How to recognize if you have regrets
Short answer, we ruminate.
Longer answer: We tend to think about loss in the same way we ruminate about new relationships.
On the upside of new love, we think about that person all the time—and those thought loops can be very exciting and pleasurable. But even under the influence of new love, our inner dialogue can reverberate with concerns, fears, and worries about perceived threats to the relationship. We are creatures of attachment, and loss looms large for us.
When we break up, it’s not unusual to experience a similar kind of rumination, in particular when we aren’t feeling complete and there’s more work yet to be done. It’s normal, in other words, to regret breaking up—even if you’re the one who did the dumping. Relationship healing, as it turns out, is an inside job that needs to happen even if the particular relationship doesn’t continue.

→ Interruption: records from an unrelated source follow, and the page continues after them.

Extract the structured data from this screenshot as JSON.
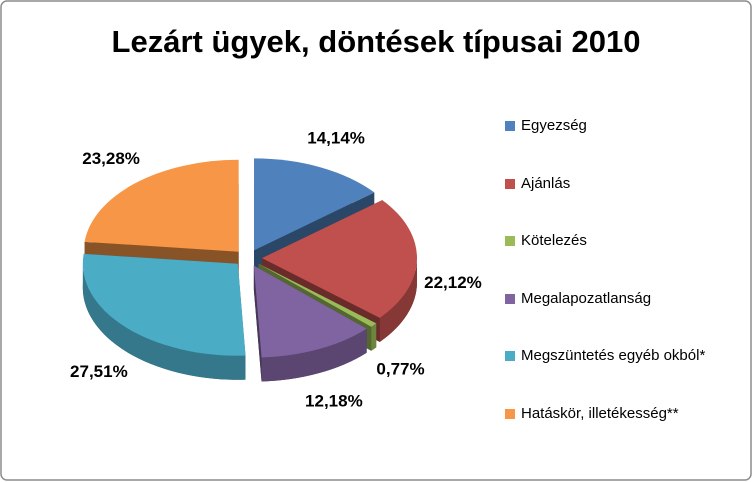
{
  "chart_data": {
    "type": "pie3d",
    "title": "Lezárt ügyek, döntések típusai 2010",
    "categories": [
      "Egyezség",
      "Ajánlás",
      "Kötelezés",
      "Megalapozatlanság",
      "Megszüntetés egyéb okból*",
      "Hatáskör, illetékesség**"
    ],
    "values": [
      14.14,
      22.12,
      0.77,
      12.18,
      27.51,
      23.28
    ],
    "value_labels": [
      "14,14%",
      "22,12%",
      "0,77%",
      "12,18%",
      "27,51%",
      "23,28%"
    ],
    "colors": [
      "#4f81bd",
      "#c0504d",
      "#9bbb59",
      "#8064a2",
      "#4bacc6",
      "#f79646"
    ],
    "legend": "right"
  }
}
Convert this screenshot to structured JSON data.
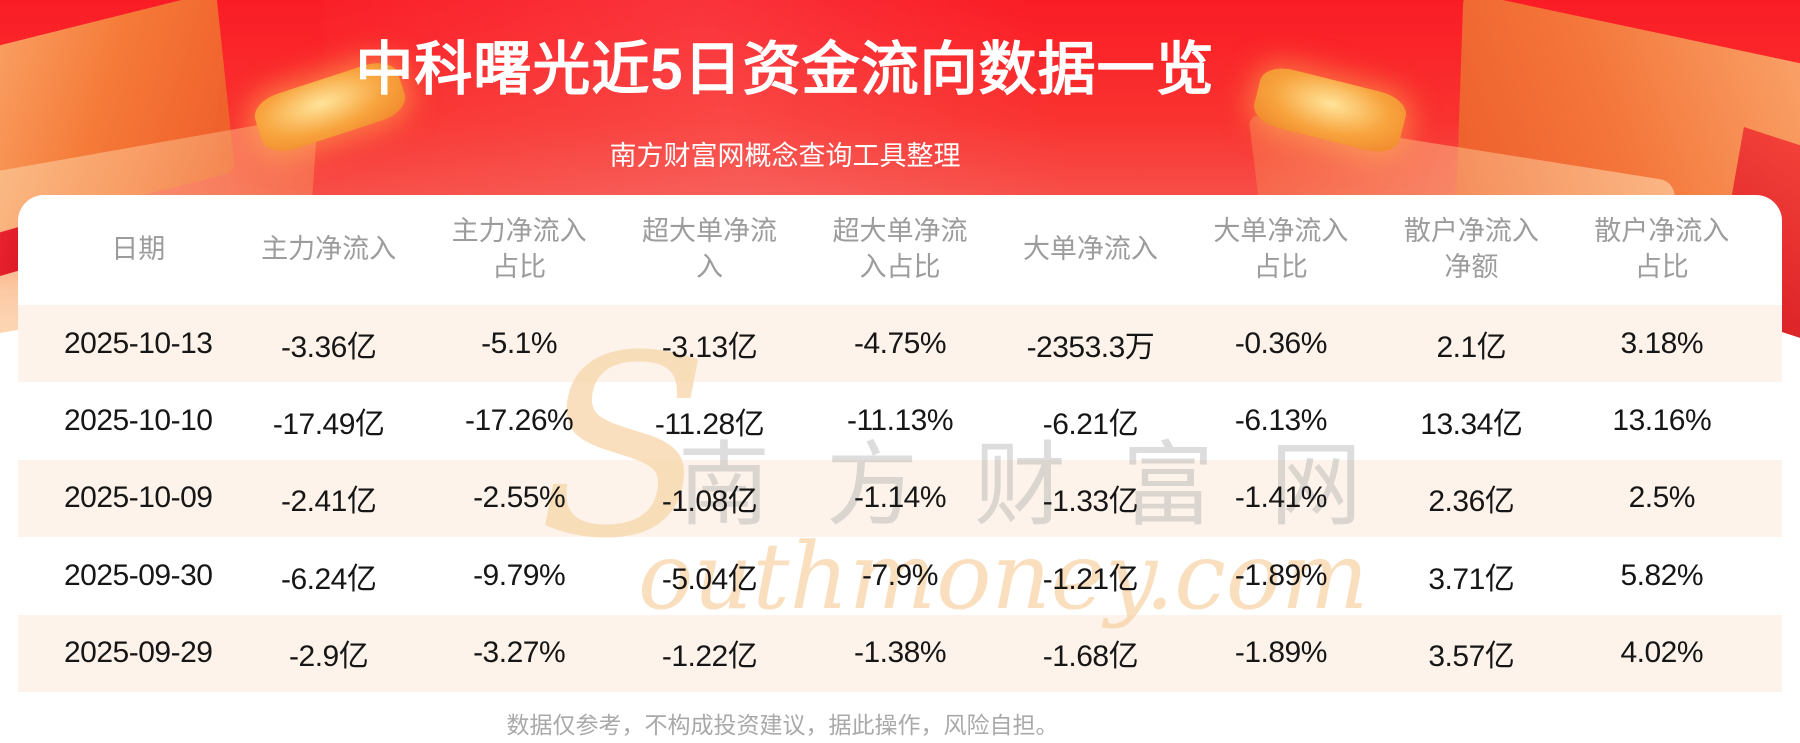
{
  "banner": {
    "title": "中科曙光近5日资金流向数据一览",
    "subtitle": "南方财富网概念查询工具整理",
    "bg_top_color": "#fa1c25",
    "bg_mid_color": "#f74f49"
  },
  "table": {
    "headers_display": [
      "日期",
      "主力净流入",
      "主力净流入\n占比",
      "超大单净流\n入",
      "超大单净流\n入占比",
      "大单净流入",
      "大单净流入\n占比",
      "散户净流入\n净额",
      "散户净流入\n占比"
    ],
    "zebra_row_color": "#fdf3ea",
    "header_text_color": "#9c9c9c",
    "cell_text_color": "#161616",
    "bottom_rule_color": "#f2bd86"
  },
  "chart_data": {
    "type": "table",
    "title": "中科曙光近5日资金流向数据一览",
    "subtitle": "南方财富网概念查询工具整理",
    "columns": [
      "日期",
      "主力净流入",
      "主力净流入占比",
      "超大单净流入",
      "超大单净流入占比",
      "大单净流入",
      "大单净流入占比",
      "散户净流入净额",
      "散户净流入占比"
    ],
    "rows": [
      [
        "2025-10-13",
        "-3.36亿",
        "-5.1%",
        "-3.13亿",
        "-4.75%",
        "-2353.3万",
        "-0.36%",
        "2.1亿",
        "3.18%"
      ],
      [
        "2025-10-10",
        "-17.49亿",
        "-17.26%",
        "-11.28亿",
        "-11.13%",
        "-6.21亿",
        "-6.13%",
        "13.34亿",
        "13.16%"
      ],
      [
        "2025-10-09",
        "-2.41亿",
        "-2.55%",
        "-1.08亿",
        "-1.14%",
        "-1.33亿",
        "-1.41%",
        "2.36亿",
        "2.5%"
      ],
      [
        "2025-09-30",
        "-6.24亿",
        "-9.79%",
        "-5.04亿",
        "-7.9%",
        "-1.21亿",
        "-1.89%",
        "3.71亿",
        "5.82%"
      ],
      [
        "2025-09-29",
        "-2.9亿",
        "-3.27%",
        "-1.22亿",
        "-1.38%",
        "-1.68亿",
        "-1.89%",
        "3.57亿",
        "4.02%"
      ]
    ]
  },
  "watermark": {
    "initial": "S",
    "cn": "南方财富网",
    "latin": "outhmoney.com",
    "color": "#f8d8ae"
  },
  "footer": {
    "disclaimer": "数据仅参考，不构成投资建议，据此操作，风险自担。"
  }
}
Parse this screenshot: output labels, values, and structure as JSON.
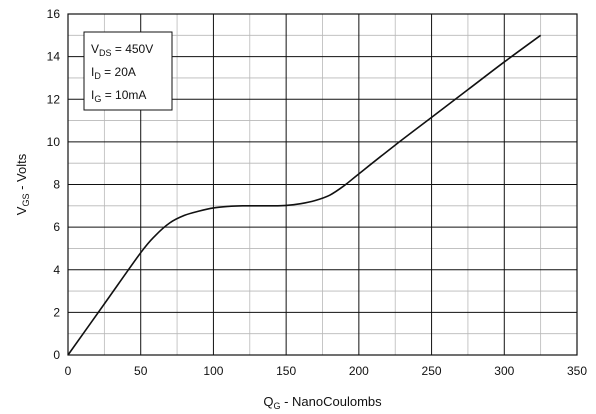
{
  "chart_data": {
    "type": "line",
    "title": "",
    "xlabel": "Q",
    "xlabel_sub": "G",
    "xlabel_rest": " - NanoCoulombs",
    "ylabel": "V",
    "ylabel_sub": "GS",
    "ylabel_rest": " - Volts",
    "xlim": [
      0,
      350
    ],
    "ylim": [
      0,
      16
    ],
    "x_major_ticks": [
      0,
      50,
      100,
      150,
      200,
      250,
      300,
      350
    ],
    "x_minor_step": 25,
    "y_major_ticks": [
      0,
      2,
      4,
      6,
      8,
      10,
      12,
      14,
      16
    ],
    "y_minor_step": 1,
    "grid": true,
    "legend_position": "top-left",
    "annotations": [
      {
        "main": "V",
        "sub": "DS",
        "rest": " = 450V"
      },
      {
        "main": "I",
        "sub": "D",
        "rest": " = 20A"
      },
      {
        "main": "I",
        "sub": "G",
        "rest": " = 10mA"
      }
    ],
    "series": [
      {
        "color": "#111111",
        "points": [
          [
            0,
            0
          ],
          [
            25,
            2.4
          ],
          [
            50,
            4.8
          ],
          [
            60,
            5.6
          ],
          [
            70,
            6.2
          ],
          [
            80,
            6.55
          ],
          [
            90,
            6.75
          ],
          [
            100,
            6.9
          ],
          [
            110,
            6.97
          ],
          [
            120,
            7.0
          ],
          [
            130,
            7.0
          ],
          [
            140,
            7.0
          ],
          [
            150,
            7.02
          ],
          [
            160,
            7.1
          ],
          [
            170,
            7.25
          ],
          [
            180,
            7.5
          ],
          [
            190,
            7.95
          ],
          [
            200,
            8.5
          ],
          [
            225,
            9.85
          ],
          [
            250,
            11.15
          ],
          [
            275,
            12.45
          ],
          [
            300,
            13.75
          ],
          [
            325,
            15.0
          ]
        ]
      }
    ]
  }
}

How to handle breakup regrets
1. Get curious.
Ask yourself these questions: Was breaking up an in-the-moment decision? Or was it brewing for a longer time? Is life better after the breakup? Worse? Unchanged? Was the relationship not working because the partner was not treating you properly?
Don’t be afraid to get feedback from people who know you well. How did they see you reflected in the relationship?
2. Take a relationship inventory.
If you’re still searching for clarity, look back. Were there any signs or symptoms of an unhealthy relationship? Without assigning blame, see what dynamics led to your relationship dissatisfaction and influenced your decision to leave. Were you or your partner judgmental? Did you not give each other the benefit of the doubt? Did you not appropriately take a stand for what you needed in the relationship? Did you tend to make your partner wrong when most of what couples fight about is simply a matter of opinion? Take full responsibility for your part of the dance.
As I tell couples in counseling, we each have 100% responsibility for what shows up in a relationship. That’s great news since that means we can change things for ourselves going forward.
3. Don’t beat yourself up.
It’s perfectly natural to have regrets even if you know the breakup is the best thing for you. Recognize that what you’re feeling is normal and doesn’t necessarily mean you made the wrong decision. Don’t beat yourself up.
This is a good time to practice radical acceptance. The ability to tolerate our feelings, even the painful ones, is a sign of emotional health and a necessary skill for good relationships.
4. Get analytical.
In general, are you an anxious person who tends to self-doubt? And if so, is the issue really regret about the loss of the relationship or simply concerns about your own decision-making?